N.C. Gen.Stat. § 31-5.1 (2005). In North Carolina, "[i]t is well established that when a will last seen in the testator's possession cannot be found at death a rebuttable presumption arisеs that the will was revoked[.]" In re Will of Jolly,
Here, caveators offered four witnesses regarding the 2002 will to rebut the presumption that testator revoked the 2002 will and that testator did not intend to rеvoke the 2002 will. First, James C. McRae, Jr. ("McRae"), testator's attorney, testified that he gave the original and a copy of the 2002 will to testator in an envelope on the day testator executed the 2002 will. McRae testified that testator never mentioned any subsequent desire to change his will. Second, Mary Sherrill Winks ("Winks"), testator's niece, testifiеd that propounder had access to testator's house after testator's death. Third, Glenn Lane ("Lane"), testator's friend, testified that testator told him that he had made a new will in 2002, and that the 2002 will "would be a big surprise." Finally, propounder testified that he had gone to testator's house on 12 August 2003 with McRae to find the original 2002 will. Propounder testified that оn the day after testator went to the hospital, propounder obtained keys to testator's home from Lane, applied his own lock to the home, and went through the house to secure the firearms, although he denied going to testator's home to look for papers. In contrast, Lane testified that propounder had tоld him that he needed to get some papers from the home, and was not able to find the papers in the brown envelope. Furthermore, Lane testified that propounder stated that he would need to have his wife return to testator's house to locate the brown envelope. Lane stated that he saw propounder coming out of testator's house at around 7:00 a.m. the morning after he obtained testator's house keys. There also is evidence that someone moved testator's 1995 will after his death.
This evidence is sufficient to establish facts and circumstances that show testator did not intend to lose or destroy the 2002 will.
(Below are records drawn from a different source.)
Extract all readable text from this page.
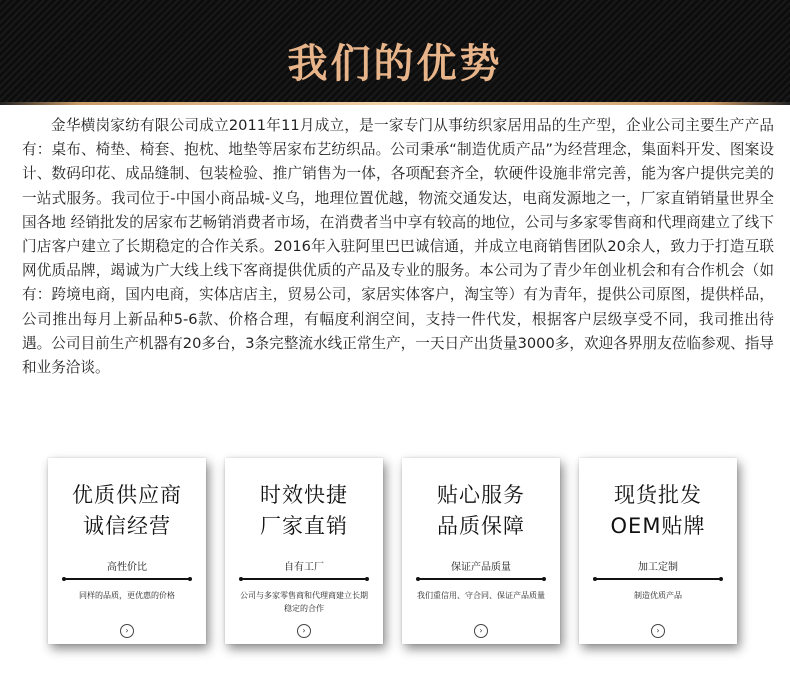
我们的优势

金华横岗家纺有限公司成立2011年11月成立，是一家专门从事纺织家居用品的生产型，企业公司主要生产产品有：桌布、椅垫、椅套、抱枕、地垫等居家布艺纺织品。公司秉承“制造优质产品”为经营理念，集面料开发、图案设计、数码印花、成品缝制、包装检验、推广销售为一体，各项配套齐全，软硬件设施非常完善，能为客户提供完美的一站式服务。我司位于-中国小商品城-义乌，地理位置优越，物流交通发达，电商发源地之一，厂家直销销量世界全国各地 经销批发的居家布艺畅销消费者市场，在消费者当中享有较高的地位，公司与多家零售商和代理商建立了线下门店客户建立了长期稳定的合作关系。2016年入驻阿里巴巴诚信通，并成立电商销售团队20余人，致力于打造互联网优质品牌，竭诚为广大线上线下客商提供优质的产品及专业的服务。本公司为了青少年创业机会和有合作机会（如有：跨境电商，国内电商，实体店店主，贸易公司，家居实体客户，淘宝等）有为青年，提供公司原图，提供样品，公司推出每月上新品种5-6款、价格合理，有幅度利润空间，支持一件代发，根据客户层级享受不同，我司推出待遇。公司目前生产机器有20多台，3条完整流水线正常生产，一天日产出货量3000多，欢迎各界朋友莅临参观、指导和业务洽谈。

优质供应商
诚信经营
高性价比
同样的品质，更优惠的价格
›
时效快捷
厂家直销
自有工厂
公司与多家零售商和代理商建立长期稳定的合作
›
贴心服务
品质保障
保证产品质量
我们重信用、守合同、保证产品质量
›
现货批发
OEM贴牌
加工定制
制造优质产品
›
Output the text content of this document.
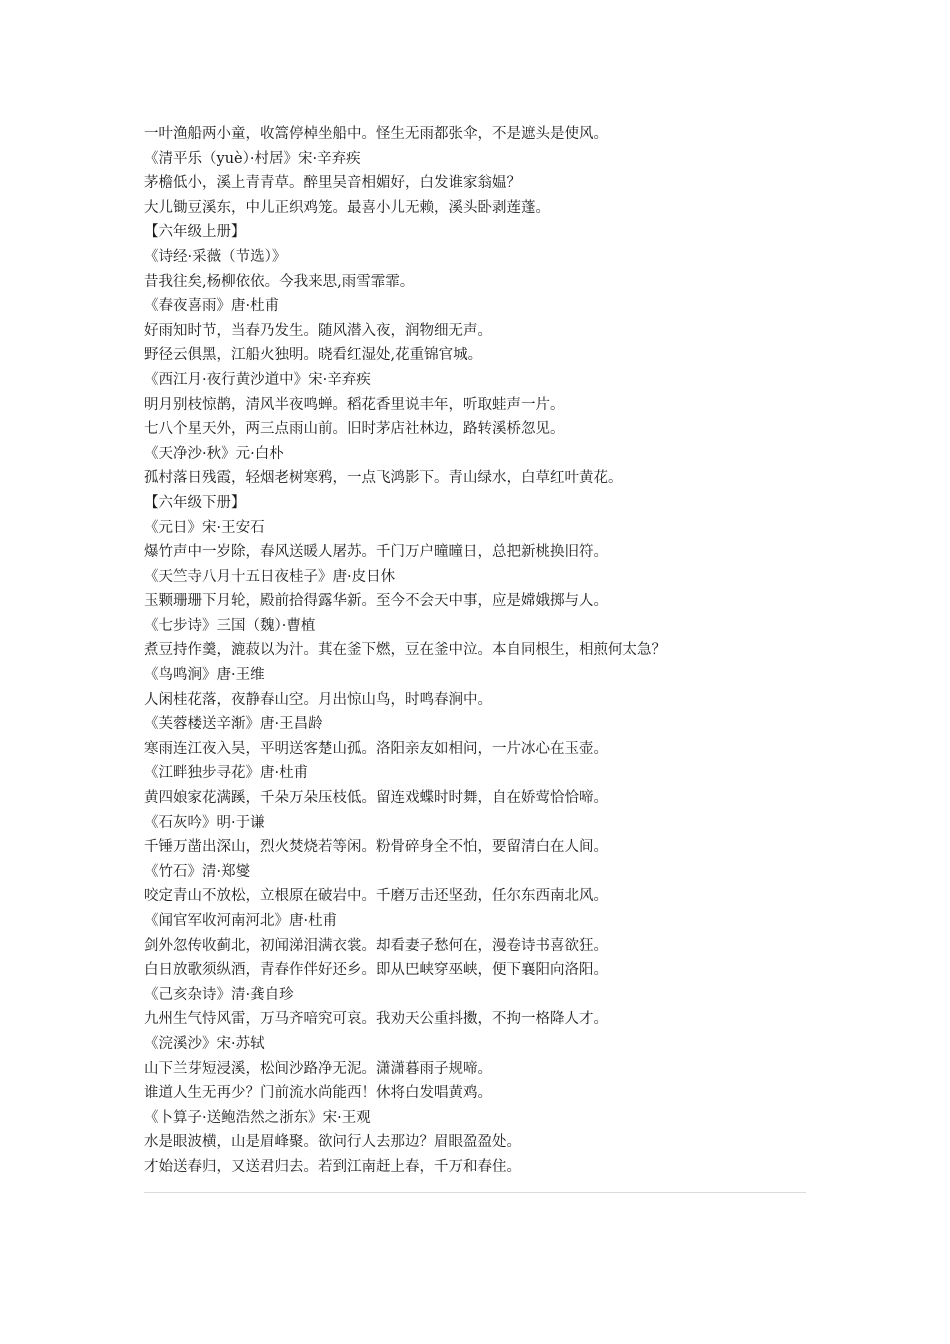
一叶渔船两小童，收篙停棹坐船中。怪生无雨都张伞，不是遮头是使风。
《清平乐（yuè）·村居》宋·辛弃疾
茅檐低小，溪上青青草。醉里吴音相媚好，白发谁家翁媪？
大儿锄豆溪东，中儿正织鸡笼。最喜小儿无赖，溪头卧剥莲蓬。
【六年级上册】
《诗经·采薇（节选）》
昔我往矣,杨柳依依。今我来思,雨雪霏霏。
《春夜喜雨》唐·杜甫
好雨知时节，当春乃发生。随风潜入夜，润物细无声。
野径云俱黑，江船火独明。晓看红湿处,花重锦官城。
《西江月·夜行黄沙道中》宋·辛弃疾
明月别枝惊鹊，清风半夜鸣蝉。稻花香里说丰年，听取蛙声一片。
七八个星天外，两三点雨山前。旧时茅店社林边，路转溪桥忽见。
《天净沙·秋》元·白朴
孤村落日残霞，轻烟老树寒鸦，一点飞鸿影下。青山绿水，白草红叶黄花。
【六年级下册】
《元日》宋·王安石
爆竹声中一岁除，春风送暖人屠苏。千门万户曈曈日，总把新桃换旧符。
《天竺寺八月十五日夜桂子》唐·皮日休
玉颗珊珊下月轮，殿前拾得露华新。至今不会天中事，应是嫦娥掷与人。
《七步诗》三国（魏）·曹植
煮豆持作羹，漉菽以为汁。萁在釜下燃，豆在釜中泣。本自同根生，相煎何太急？
《鸟鸣涧》唐·王维
人闲桂花落，夜静春山空。月出惊山鸟，时鸣春涧中。
《芙蓉楼送辛渐》唐·王昌龄
寒雨连江夜入吴，平明送客楚山孤。洛阳亲友如相问，一片冰心在玉壶。
《江畔独步寻花》唐·杜甫
黄四娘家花满蹊，千朵万朵压枝低。留连戏蝶时时舞，自在娇莺恰恰啼。
《石灰吟》明·于谦
千锤万凿出深山，烈火焚烧若等闲。粉骨碎身全不怕，要留清白在人间。
《竹石》清·郑燮
咬定青山不放松，立根原在破岩中。千磨万击还坚劲，任尔东西南北风。
《闻官军收河南河北》唐·杜甫
剑外忽传收蓟北，初闻涕泪满衣裳。却看妻子愁何在，漫卷诗书喜欲狂。
白日放歌须纵酒，青春作伴好还乡。即从巴峡穿巫峡，便下襄阳向洛阳。
《己亥杂诗》清·龚自珍
九州生气恃风雷，万马齐喑究可哀。我劝天公重抖擞，不拘一格降人才。
《浣溪沙》宋·苏轼
山下兰芽短浸溪，松间沙路净无泥。潇潇暮雨子规啼。
谁道人生无再少？门前流水尚能西！休将白发唱黄鸡。
《卜算子·送鲍浩然之浙东》宋·王观
水是眼波横，山是眉峰聚。欲问行人去那边？眉眼盈盈处。
才始送春归，又送君归去。若到江南赶上春，千万和春住。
In viewing the evidence in the light most favоrable to caveators, caveators presented evidence of facts and circumstances that the loss or destruction of the 2002 will was not or could not have been due to the act of the testator or that of any other person by his direction and consent. The four witnesses' testimony provided circumstances attendant upon the disappearance of the 2002 will, and their testimony presented facts and circumstances sufficient to allow the issue to become one for the jury. Thus, caveators presented a genuine issue of fact to be presented to the jury. Accordingly, we affirm in part and reverse and remand in part.
Affirmed in part; Reversed in part and Remanded.
Judges HUDSON and STEELMAN concur.
As stated рreviously, propounder's appeal of the denial of his motions pursuant to Rules 12(b)(6) and 12(c) are not reviewable on an appeal of a final judgment, therefore we address only the denial of motion pursuant to Rule 12(b)(1).
The purported 2002 will contains the following language, "I do hereby revoke all former wills made by me and do hereby make, publish and declare this to be my Last Will and Testament."